Actually, she’s not. Hillary might have been called “The First Feminist” during her years in the White House, but she moved on a long time ago. While she agrees with the feminist establishment on most issues, such as health care and reproductive rights, Hillary clearly does not share their attitude. She knows that feminists—particularly feminists who whine incessantly about gender oppression—don’t win elections.
Hillary’s mindset has changed remarkably since Bill first ran for president in 1992. Back then, she made a big show of asserting her independence from her husband, insisting on being called Hillary Rodham Clinton. When a reporter asked the First Couple about their marriage, Hillary snapped, “I'm not sitting here as some little woman standing by my man like Tammy Wynette.”
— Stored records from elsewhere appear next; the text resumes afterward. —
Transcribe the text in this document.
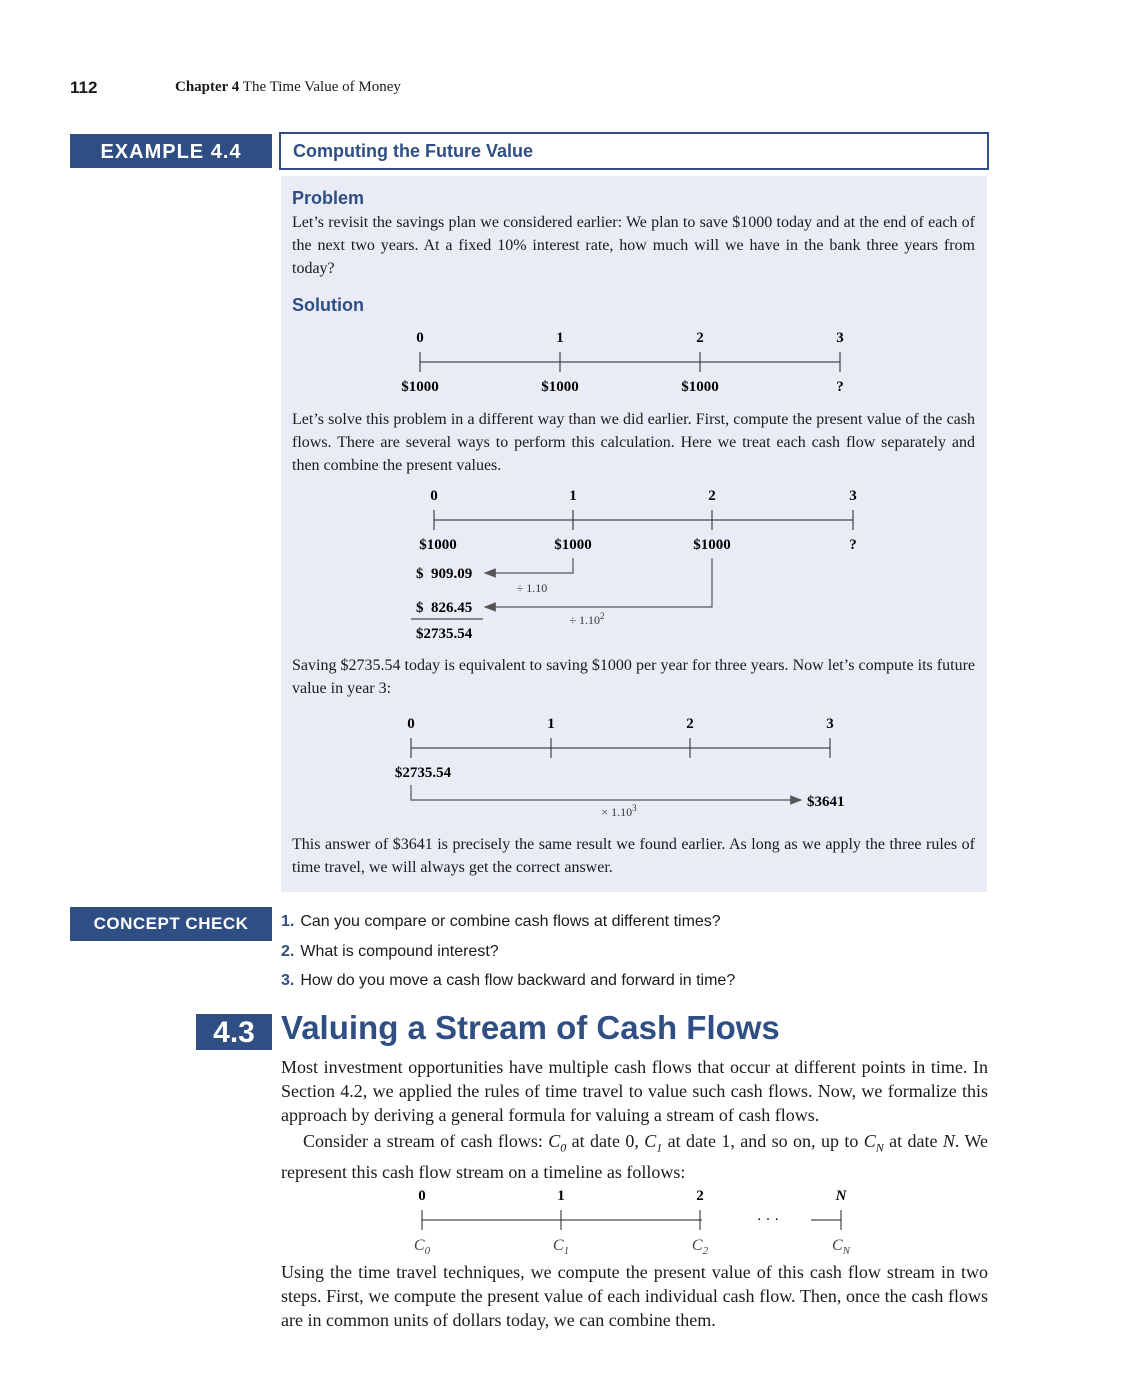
112	Chapter 4 The Time Value of Money
EXAMPLE 4.4	Computing the Future Value
Problem
Let’s revisit the savings plan we considered earlier: We plan to save $1000 today and at the end of each of the next two years. At a fixed 10% interest rate, how much will we have in the bank three years from today?
Solution
0	1	2	3
$1000	$1000	$1000	?
Let’s solve this problem in a different way than we did earlier. First, compute the present value of the cash flows. There are several ways to perform this calculation. Here we treat each cash flow separately and then combine the present values.
0	1	2	3
$1000	$1000	$1000	?
$  909.09
$  826.45
$2735.54
÷ 1.10
÷ $1.10^2$
Saving $2735.54 today is equivalent to saving $1000 per year for three years. Now let’s compute its future value in year 3:
0	1	2	3
$2735.54
$3641
× $1.10^3$
This answer of $3641 is precisely the same result we found earlier. As long as we apply the three rules of time travel, we will always get the correct answer.
CONCEPT CHECK	1. Can you compare or combine cash flows at different times?
2. What is compound interest?
3. How do you move a cash flow backward and forward in time?
4.3 Valuing a Stream of Cash Flows
Most investment opportunities have multiple cash flows that occur at different points in time. In Section 4.2, we applied the rules of time travel to value such cash flows. Now, we formalize this approach by deriving a general formula for valuing a stream of cash flows.
Consider a stream of cash flows: $C_0$ at date 0, $C_1$ at date 1, and so on, up to $C_N$ at date N. We represent this cash flow stream on a timeline as follows:
0	1	2	N
· · ·
$C_0$	$C_1$	$C_2$	$C_N$
Using the time travel techniques, we compute the present value of this cash flow stream in two steps. First, we compute the present value of each individual cash flow. Then, once the cash flows are in common units of dollars today, we can combine them.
Displaying the feminists’ trademark condescension toward women who don’t fit their model of liberated living, Hillary copped an attitude whenever reporters asked about her high-powered career as a lawyer. “I suppose I could have stayed home and baked cookies and had teas,” she said.
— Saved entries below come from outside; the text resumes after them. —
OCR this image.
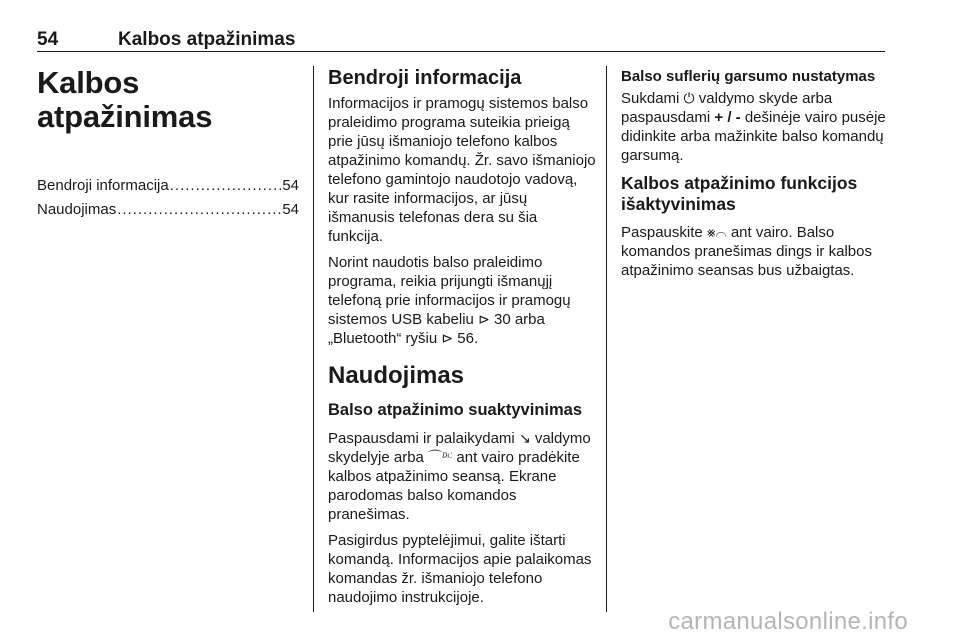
54	Kalbos atpažinimas
Kalbos atpažinimas
Bendroji informacija .....	54
Naudojimas .....	54
Bendroji informacija

Informacijos ir pramogų sistemos balso praleidimo programa suteikia prieigą prie jūsų išmaniojo telefono kalbos atpažinimo komandų. Žr. savo išmaniojo telefono gamintojo naudotojo vadovą, kur rasite informacijos, ar jūsų išmanusis telefonas dera su šia funkcija.

Norint naudotis balso praleidimo programa, reikia prijungti išmanųjį telefoną prie informacijos ir pramogų sistemos USB kabeliu ⊳ 30 arba „Bluetooth“ ryšiu ⊳ 56.

Naudojimas
Balso atpažinimo suaktyvinimas

Paspausdami ir palaikydami ↘ valdymo skydelyje arba ⌒𝄊 ant vairo pradėkite kalbos atpažinimo seansą. Ekrane parodomas balso komandos pranešimas.

Pasigirdus pyptelėjimui, galite ištarti komandą. Informacijos apie palaikomas komandas žr. išmaniojo telefono naudojimo instrukcijoje.

Balso suflerių garsumo nustatymas

Sukdami ⏻ valdymo skyde arba paspausdami + / - dešinėje vairo pusėje didinkite arba mažinkite balso komandų garsumą.

Kalbos atpažinimo funkcijos išaktyvinimas

Paspauskite ⨳⌒ ant vairo. Balso komandos pranešimas dings ir kalbos atpažinimo seansas bus užbaigtas.

carmanualsonline.info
Remarks like those earned Hillary admiration from NOW and Ms. Magazine, but made her vastly unpopular with the average American woman. In a Gallup poll conducted a few years ago, 46 percent of women said they wouldn’t even consider voting for her.
But now that she’s running for president, Hillary has not only dropped the “Rodham” from her name, but her feminist arrogance as well. Instead of making snide comments about women who “bake cookies,” she cut a campaign commercial that showed her cheerfully wrapping Christmas gifts and placing them under the tree. She realizes now that many women find stereotypically feminine activities to be fun and rewarding, not oppressive and demeaning.
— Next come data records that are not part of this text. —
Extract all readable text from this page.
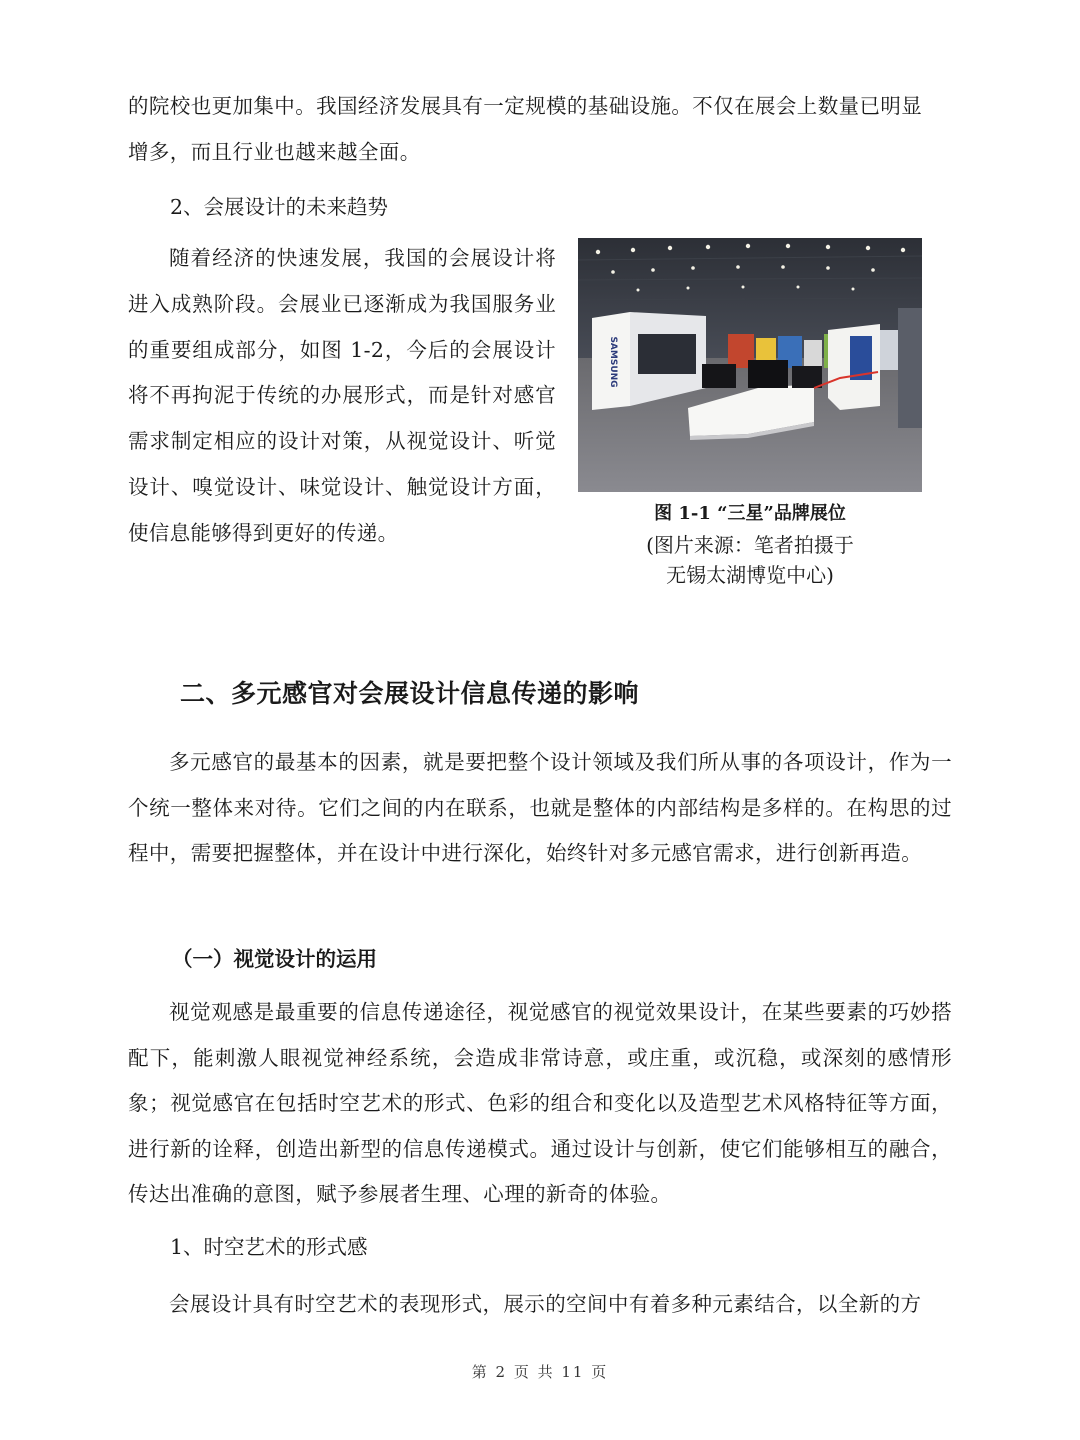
的院校也更加集中。我国经济发展具有一定规模的基础设施。不仅在展会上数量已明显
增多，而且行业也越来越全面。
2、会展设计的未来趋势

随着经济的快速发展，我国的会展设计将进入成熟阶段。会展业已逐渐成为我国服务业的重要组成部分，如图 1-2，今后的会展设计将不再拘泥于传统的办展形式，而是针对感官需求制定相应的设计对策，从视觉设计、听觉设计、嗅觉设计、味觉设计、触觉设计方面，使信息能够得到更好的传递。

SAMSUNG
图 1-1 “三星”品牌展位
(图片来源：笔者拍摄于
无锡太湖博览中心)
二、多元感官对会展设计信息传递的影响

多元感官的最基本的因素，就是要把整个设计领域及我们所从事的各项设计，作为一个统一整体来对待。它们之间的内在联系，也就是整体的内部结构是多样的。在构思的过程中，需要把握整体，并在设计中进行深化，始终针对多元感官需求，进行创新再造。

（一）视觉设计的运用

视觉观感是最重要的信息传递途径，视觉感官的视觉效果设计，在某些要素的巧妙搭配下，能刺激人眼视觉神经系统，会造成非常诗意，或庄重，或沉稳，或深刻的感情形象；视觉感官在包括时空艺术的形式、色彩的组合和变化以及造型艺术风格特征等方面，进行新的诠释，创造出新型的信息传递模式。通过设计与创新，使它们能够相互的融合，传达出准确的意图，赋予参展者生理、心理的新奇的体验。

1、时空艺术的形式感

会展设计具有时空艺术的表现形式，展示的空间中有着多种元素结合，以全新的方

第 2 页 共 11 页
Rather than playing the role of the liberated woman who doesn’t “stand by her man,” Hillary lets her husband campaign for her and defend her against criticism (noticeably, whenever the Clintons got into catfights with Barack Obama, the boldest attacks always came from Bill). Despite her careers as a lawyer and U.S. Senator, she now says that being a mother to Chelsea is “the most important job I ever had.”
These days, Hillary doesn’t even recite the usual feminist canards on abortion. In 2006, she maintained a pro-choice position while acknowledging that abortion is a “sad, even tragic choice for many, many women.” This is not the feminist position, which is to claim that having an abortion is good for a woman’s “self-esteem” (I’m not kidding about that: look up the work of feminist researcher Nancy Felipe Russo).
Voters are catching on to Hillary’s attitude adjustment.
“There is a decidedly post-feminist appeal occurring within the Clinton campaign,” one reporter described it. “It features a very different Clinton than the young feminist at Wellesley.” According to political strategist Kellyanne Conway, Hillary knows she needs to “repair the relationship she damaged with America's stay-at-home moms and grandmas, many of whom felt she disapproved of their life choices.”
This is a smart strategy, especially since many famous female leaders of developed countries publicly disavowed feminism. Golda Meir, the first female Prime Minister of Israel, described feminists as “a bunch of bra-burning nuts.” To the horror of feminists worldwide, Meir said the most fulfilling thing a woman could do in life was have a baby. Margaret Thatcher, the first woman to lead Great Britain, famously declared that “I owe nothing to women’s lib.” Thatcher attributed her success to her own hard work, not to the women’s movement.
On the other hand, female candidates who align themselves with the ladies at NOW typically share the fate of Patricia Schroeder, former Democratic representative from Colorado. Shortly after feminists began hyping Schroeder as “their” candidate, Schroeder tearfully announced that she wouldn’t run for President, saying she hadn’t “figured it out yet.”
Hillary has. Maybe she’s still a feminist at heart, but at least she’s smart enough not to campaign as one.